Exciting, because suddenly "it's like you get to go all over the place, surf all these good waves you read about in the magazines. You're traveling on your sponsor's money, so it's like, it's great, you know."

The flip side to that can be found in the fact that these places don't come free. There are dues. Hawaii, for instance. "I was excited," Frieda says, "because that's where I'd always wanted to go, but then when I got there it was like, 'God, these waves are big .' It was like anywhere you went it was big , all the time. Then there's this reef you've got to deal with, and crowds and locals. . . . "

Another surfer from Florida, a friend of Flea called Beaver, had to deal with the reef at the Banzai Pipeline on the North shore of Oahu. He'd gone into it head-first on a bad wipeout and stuck there. The rescue crew had gotten to him by following his leg leash down from the surface. Months of surgery and rehabilitation were to follow.
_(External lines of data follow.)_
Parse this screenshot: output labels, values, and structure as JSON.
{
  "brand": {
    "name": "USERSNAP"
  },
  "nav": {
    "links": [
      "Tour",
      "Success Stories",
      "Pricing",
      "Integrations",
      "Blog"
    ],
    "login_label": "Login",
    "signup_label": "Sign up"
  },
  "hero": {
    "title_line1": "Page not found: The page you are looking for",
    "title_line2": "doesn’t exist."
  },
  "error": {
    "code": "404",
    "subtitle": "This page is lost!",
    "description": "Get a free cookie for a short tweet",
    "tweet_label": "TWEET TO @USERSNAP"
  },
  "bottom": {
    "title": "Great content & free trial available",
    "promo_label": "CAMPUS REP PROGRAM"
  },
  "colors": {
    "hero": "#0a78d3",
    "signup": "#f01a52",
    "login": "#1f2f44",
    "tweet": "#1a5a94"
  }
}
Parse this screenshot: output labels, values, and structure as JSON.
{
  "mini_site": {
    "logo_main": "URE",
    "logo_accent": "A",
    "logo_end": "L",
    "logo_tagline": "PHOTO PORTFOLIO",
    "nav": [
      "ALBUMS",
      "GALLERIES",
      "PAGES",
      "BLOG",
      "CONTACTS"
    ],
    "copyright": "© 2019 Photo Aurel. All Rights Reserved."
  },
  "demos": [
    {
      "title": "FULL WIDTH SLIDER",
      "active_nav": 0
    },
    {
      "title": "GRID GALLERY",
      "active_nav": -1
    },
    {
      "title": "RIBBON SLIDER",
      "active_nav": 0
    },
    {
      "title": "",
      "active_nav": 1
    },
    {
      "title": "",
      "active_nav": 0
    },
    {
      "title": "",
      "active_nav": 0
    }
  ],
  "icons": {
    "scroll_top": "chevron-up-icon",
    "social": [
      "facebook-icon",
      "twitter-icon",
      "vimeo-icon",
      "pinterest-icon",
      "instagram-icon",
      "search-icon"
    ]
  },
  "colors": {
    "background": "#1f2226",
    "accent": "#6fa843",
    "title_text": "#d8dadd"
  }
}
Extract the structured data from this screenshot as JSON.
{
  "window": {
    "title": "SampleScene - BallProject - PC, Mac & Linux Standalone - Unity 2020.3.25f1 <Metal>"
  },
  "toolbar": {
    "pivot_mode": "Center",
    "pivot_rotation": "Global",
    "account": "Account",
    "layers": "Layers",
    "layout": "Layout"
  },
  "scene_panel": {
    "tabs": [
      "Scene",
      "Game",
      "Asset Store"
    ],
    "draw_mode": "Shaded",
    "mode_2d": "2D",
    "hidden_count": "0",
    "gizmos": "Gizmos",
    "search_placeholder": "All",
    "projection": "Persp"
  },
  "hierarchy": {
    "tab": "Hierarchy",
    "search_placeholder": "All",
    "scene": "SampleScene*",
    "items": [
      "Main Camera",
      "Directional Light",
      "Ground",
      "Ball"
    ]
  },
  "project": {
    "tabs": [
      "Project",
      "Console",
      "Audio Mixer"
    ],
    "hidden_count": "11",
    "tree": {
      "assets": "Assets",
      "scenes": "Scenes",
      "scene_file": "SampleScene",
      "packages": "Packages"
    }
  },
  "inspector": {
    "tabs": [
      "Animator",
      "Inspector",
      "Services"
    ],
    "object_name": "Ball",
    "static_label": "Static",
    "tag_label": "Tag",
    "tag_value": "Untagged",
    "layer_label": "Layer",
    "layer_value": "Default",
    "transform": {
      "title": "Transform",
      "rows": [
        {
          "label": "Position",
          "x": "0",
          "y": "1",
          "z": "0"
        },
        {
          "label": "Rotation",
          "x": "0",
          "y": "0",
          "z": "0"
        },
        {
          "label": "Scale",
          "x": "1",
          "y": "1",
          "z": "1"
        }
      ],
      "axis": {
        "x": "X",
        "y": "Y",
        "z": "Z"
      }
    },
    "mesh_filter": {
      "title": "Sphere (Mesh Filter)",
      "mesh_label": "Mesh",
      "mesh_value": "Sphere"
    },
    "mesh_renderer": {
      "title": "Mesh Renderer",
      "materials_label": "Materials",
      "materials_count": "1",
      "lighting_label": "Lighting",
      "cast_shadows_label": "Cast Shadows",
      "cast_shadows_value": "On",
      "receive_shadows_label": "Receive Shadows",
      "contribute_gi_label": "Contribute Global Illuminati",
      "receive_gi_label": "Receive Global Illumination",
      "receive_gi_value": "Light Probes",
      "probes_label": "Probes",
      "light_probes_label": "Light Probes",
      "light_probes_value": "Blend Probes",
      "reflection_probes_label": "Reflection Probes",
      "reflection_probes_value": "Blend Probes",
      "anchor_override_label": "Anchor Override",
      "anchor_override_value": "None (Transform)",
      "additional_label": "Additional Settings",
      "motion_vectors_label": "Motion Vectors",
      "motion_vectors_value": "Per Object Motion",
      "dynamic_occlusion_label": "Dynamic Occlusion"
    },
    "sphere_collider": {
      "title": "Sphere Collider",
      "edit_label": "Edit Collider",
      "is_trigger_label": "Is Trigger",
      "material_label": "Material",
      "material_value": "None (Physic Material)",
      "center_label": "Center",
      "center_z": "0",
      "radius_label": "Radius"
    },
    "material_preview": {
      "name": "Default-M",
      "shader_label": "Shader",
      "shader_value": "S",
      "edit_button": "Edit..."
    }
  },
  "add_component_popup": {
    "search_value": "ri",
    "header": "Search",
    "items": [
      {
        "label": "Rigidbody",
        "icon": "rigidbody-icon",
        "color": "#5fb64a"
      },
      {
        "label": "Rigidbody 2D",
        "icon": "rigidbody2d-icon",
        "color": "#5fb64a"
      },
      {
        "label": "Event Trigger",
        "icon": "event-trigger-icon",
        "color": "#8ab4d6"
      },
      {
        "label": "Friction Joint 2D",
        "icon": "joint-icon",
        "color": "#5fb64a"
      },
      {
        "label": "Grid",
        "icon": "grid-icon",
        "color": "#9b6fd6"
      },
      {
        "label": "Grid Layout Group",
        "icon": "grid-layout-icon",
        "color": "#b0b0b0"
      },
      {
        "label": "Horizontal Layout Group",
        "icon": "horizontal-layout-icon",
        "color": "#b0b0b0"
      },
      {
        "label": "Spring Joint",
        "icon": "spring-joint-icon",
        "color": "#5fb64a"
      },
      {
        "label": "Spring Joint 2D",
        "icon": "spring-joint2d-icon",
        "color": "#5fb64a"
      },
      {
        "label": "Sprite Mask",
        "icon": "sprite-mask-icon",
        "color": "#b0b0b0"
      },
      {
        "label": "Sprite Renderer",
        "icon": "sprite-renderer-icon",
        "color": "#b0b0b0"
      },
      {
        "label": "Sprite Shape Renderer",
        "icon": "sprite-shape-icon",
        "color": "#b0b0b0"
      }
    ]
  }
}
And each year there are injuries, everything from what happened to Beaver, to ruptured disks and eardrums, to torn muscles and ligaments--the results of trifling with impact zones as ferocious as any you are likely to see in the NFL. "I had my boards," Frieda says. "But I didn't know where to sit (to wait for the waves) or where to paddle out." It was frustrating. It was also scary. She remembers surfing Haleiwa for the first time, getting held down long enough to forget which way was up. She lost in her first heat. At the time she was glad. "I just knew I wouldn't have to go out there anymore."

But it wasn't just Hawaiian Juice--a term surfers use to describe a wave's power--it was the whole scene. Surfers on the tour might have sponsors, but it's not exactly tennis. "You wind up in these really cheap rooms with a bunch of other girls. You sleep on the floor. You want to go to sleep because you've got this early heat, but somebody else wants to party. So what happens is, you can't concentrate. You do lousy. Your friend does lousy. You say, forget it, let's go get a beer." Frieda wound up getting quite a few beers that first year on the tour. Her weight went up. Her contest results went down, and it was time for Flea Shaw to step back in. He had, after all, discovered a surfer, not a party animal. Next year Flea went out on the tour with Frieda as her coach. She was the only girl to have one. She finished second. In 1985 she won it, the world title, and Flagler Beach put out the welcome mat. They even gave Frieda the key to the city. "I was so embarrassed," Frieda said recently in an interview with Sports Illustrated. "I didn't go downtown for a week."